Review: The Musical of Musicals: The Musical!
The Musical of Musicals: The Musical! is an unabashed love letter to Broadway. It’s full of the themes and personalities of musical theatre, performed by a spunky cast of five who give the material a loving, satirical touch. Brad Bong, Michael RJ Campbell, Kelly Ann Dunn, David Taylor Gomes and Martha Omiyo Kight sing and dance their hearts out.
Directed by Michael Laun, with music and book by Eric Rockwell and lyrics and book by Joanne Bogart, the play takes place in a theater that is about to be closed because its resident troupe can’t pay the rent. The company members gather for one last pitch to the landlord: Let them stay if they can come up with a surefire hit.

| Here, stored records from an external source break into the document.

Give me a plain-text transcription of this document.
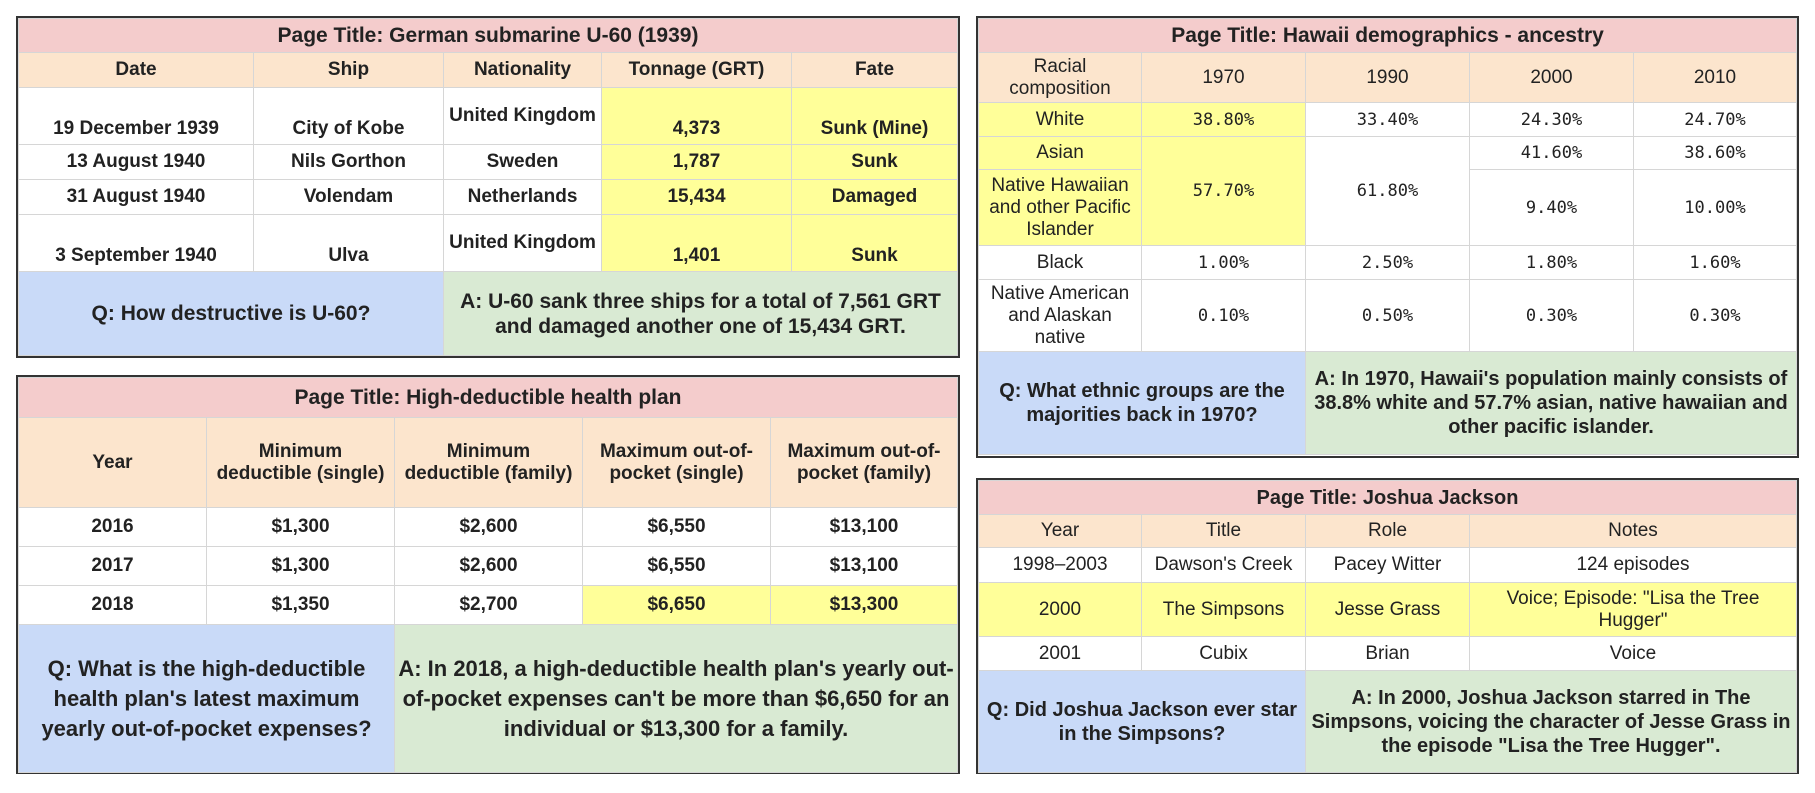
Page Title: German submarine U-60 (1939)				
Date	Ship	Nationality	Tonnage (GRT)	Fate
19 December 1939	City of Kobe	United Kingdom	4,373	Sunk (Mine)
13 August 1940	Nils Gorthon	Sweden	1,787	Sunk
31 August 1940	Volendam	Netherlands	15,434	Damaged
3 September 1940	Ulva	United Kingdom	1,401	Sunk
Q: How destructive is U-60?		A: U-60 sank three ships for a total of 7,561 GRT and damaged another one of 15,434 GRT.		
Page Title: High-deductible health plan				
Year	Minimum deductible (single)	Minimum deductible (family)	Maximum out-of-pocket (single)	Maximum out-of-pocket (family)
2016	$1,300	$2,600	$6,550	$13,100
2017	$1,300	$2,600	$6,550	$13,100
2018	$1,350	$2,700	$6,650	$13,300
Q: What is the high-deductible health plan's latest maximum yearly out-of-pocket expenses?		A: In 2018, a high-deductible health plan's yearly out-of-pocket expenses can't be more than $6,650 for an individual or $13,300 for a family.		
Page Title: Hawaii demographics - ancestry				
Racial composition	1970	1990	2000	2010
White	38.80%	33.40%	24.30%	24.70%
Asian	57.70%	61.80%	41.60%	38.60%
Native Hawaiian and other Pacific Islander			9.40%	10.00%
Black	1.00%	2.50%	1.80%	1.60%
Native American and Alaskan native	0.10%	0.50%	0.30%	0.30%
Q: What ethnic groups are the majorities back in 1970?		A: In 1970, Hawaii's population mainly consists of 38.8% white and 57.7% asian, native hawaiian and other pacific islander.		
Page Title: Joshua Jackson			
Year	Title	Role	Notes
1998–2003	Dawson's Creek	Pacey Witter	124 episodes
2000	The Simpsons	Jesse Grass	Voice; Episode: "Lisa the Tree Hugger"
2001	Cubix	Brian	Voice
Q: Did Joshua Jackson ever star in the Simpsons?		A: In 2000, Joshua Jackson starred in The Simpsons, voicing the character of Jesse Grass in the episode "Lisa the Tree Hugger".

What follows is a series of five possibilities, each “in the style of” famous Broadway composers, including Rodgers and Hammerstein, Andrew Lloyd Webber, Jerry Herman, Stephen Sondheim, and John Kander and Fred Ebb.

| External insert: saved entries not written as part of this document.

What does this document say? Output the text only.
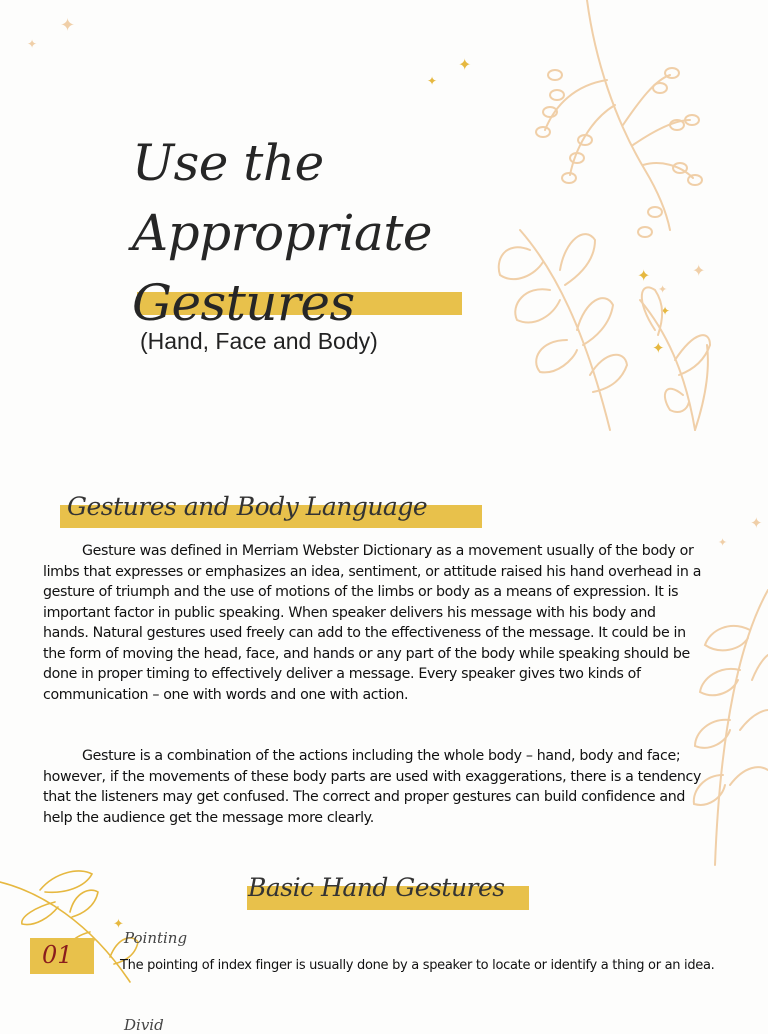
✦
✦
✦
✦
✦	✦
✦
✦
✦
✦
✦
✦

Use the

Appropriate

Gestures

(Hand, Face and Body)
Gestures and Body Language

Gesture was defined in Merriam Webster Dictionary as a movement usually of the body or limbs that expresses or emphasizes an idea, sentiment, or attitude raised his hand overhead in a gesture of triumph and the use of motions of the limbs or body as a means of expression. It is important factor in public speaking. When speaker delivers his message with his body and hands. Natural gestures used freely can add to the effectiveness of the message. It could be in the form of moving the head, face, and hands or any part of the body while speaking should be done in proper timing to effectively deliver a message. Every speaker gives two kinds of communication – one with words and one with action.

Gesture is a combination of the actions including the whole body – hand, body and face; however, if the movements of these body parts are used with exaggerations, there is a tendency that the listeners may get confused. The correct and proper gestures can build confidence and help the audience get the message more clearly.

Basic Hand Gestures
01
Pointing

The pointing of index finger is usually done by a speaker to locate or identify a thing or an idea.

Divid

All are good, witty homages. And several will really delight musical theatre mavens. Some, though, may be a bit esoteric for “regular” theatre-goers. Most rewarding, perhaps because of wider mainstream acceptance, are the satires on Lloyd Webber’s many hits (Evita, Starlight Express, Phantom of the Opera and Jesus Christ Superstar among them) and the Kander and Ebb Speakeasy, which marries Cabaret and Chicago most effectively.